NSA Director To Jimmy Carter: 'We're Not' Spying On Your Emails

Two days after former President Jimmy Carter said he believes the NSA is spying on his emails, the NSA assured Carter they are not keeping tabs on him.

Carter told NBC's "Meet the Press" on Sunday that he communicates with foreign leaders via snail mail to avoid being monitored by the NSA.

In an exclusive interview with Fox News, outgoing National Security Agency Director Keith Alexander said monitoring Carter's emails would be against the law.

"We're not [monitoring the emails]," General Alexander told Fox News' Bret Baier. "So he can now go back to writing emails. The reality is, we don't do that. And if we did, it would be illegal and we'd be...held accountable and responsible."

Alexander said that even after an investigation into the agency's practices, "no one has found anything, zero, except for in 12 cases where people did that and we had already reported those."

The NSA was put under the international spotlight after former NSA contractor Edward Snowden leaked confidential documents revealing it was surveilling the Internet and phone activities of Americans and leaders of nations overseas. Snowden is currently in Russia on asylum after fleeing the U.S. last summer.

The NSA director is leaving his position at the same time President Barack Obama seeks to implement mass changes to the NSA. Obama want's Congress to pass legislation to stop the NSA from stockpiling phone records for years.

But Alexander refuted that claim, telling Baier "we don't have Americans' emails or their content of their phone calls in that database."
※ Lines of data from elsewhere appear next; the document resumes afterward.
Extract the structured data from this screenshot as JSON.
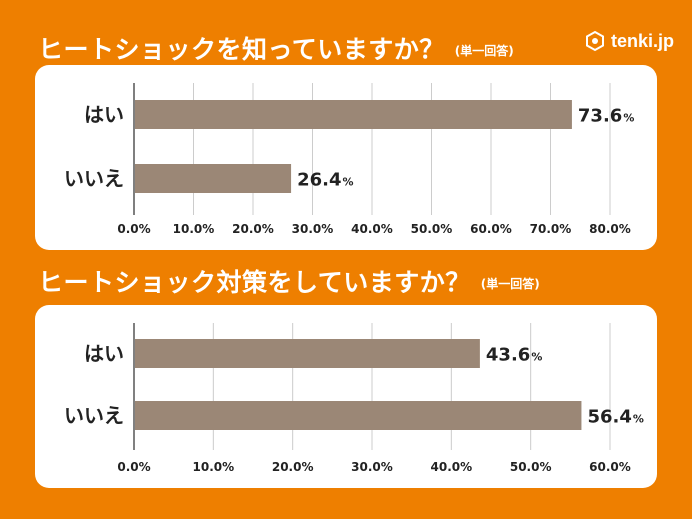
{
  "logo": {
    "text": "tenki.jp"
  },
  "charts": [
    {
      "title": "ヒートショックを知っていますか？",
      "note": "(単一回答)"
    },
    {
      "title": "ヒートショック対策をしていますか？",
      "note": "(単一回答)"
    }
  ],
  "chart_data": [
    {
      "type": "bar",
      "orientation": "horizontal",
      "title": "ヒートショックを知っていますか？",
      "subtitle": "(単一回答)",
      "categories": [
        "はい",
        "いいえ"
      ],
      "values": [
        73.6,
        26.4
      ],
      "value_labels": [
        "73.6",
        "26.4"
      ],
      "value_unit": "%",
      "xlim": [
        0,
        80
      ],
      "x_ticks": [
        "0.0%",
        "10.0%",
        "20.0%",
        "30.0%",
        "40.0%",
        "50.0%",
        "60.0%",
        "70.0%",
        "80.0%"
      ],
      "grid": true,
      "bar_color": "#9b8776"
    },
    {
      "type": "bar",
      "orientation": "horizontal",
      "title": "ヒートショック対策をしていますか？",
      "subtitle": "(単一回答)",
      "categories": [
        "はい",
        "いいえ"
      ],
      "values": [
        43.6,
        56.4
      ],
      "value_labels": [
        "43.6",
        "56.4"
      ],
      "value_unit": "%",
      "xlim": [
        0,
        60
      ],
      "x_ticks": [
        "0.0%",
        "10.0%",
        "20.0%",
        "30.0%",
        "40.0%",
        "50.0%",
        "60.0%"
      ],
      "grid": true,
      "bar_color": "#9b8776"
    }
  ]
}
"It's just numbers. It's just the call detail records," Alexander said in the interview. "Think of this in the old phone bills that you used to get that would list all the numbers that you called. Take off your name off the top, put the two phone numbers, put those in a database, that's what we have. That's it."

Alexander's interview on "Special Report With Bret Baier" will air Tuesday at 6 p.m. ET.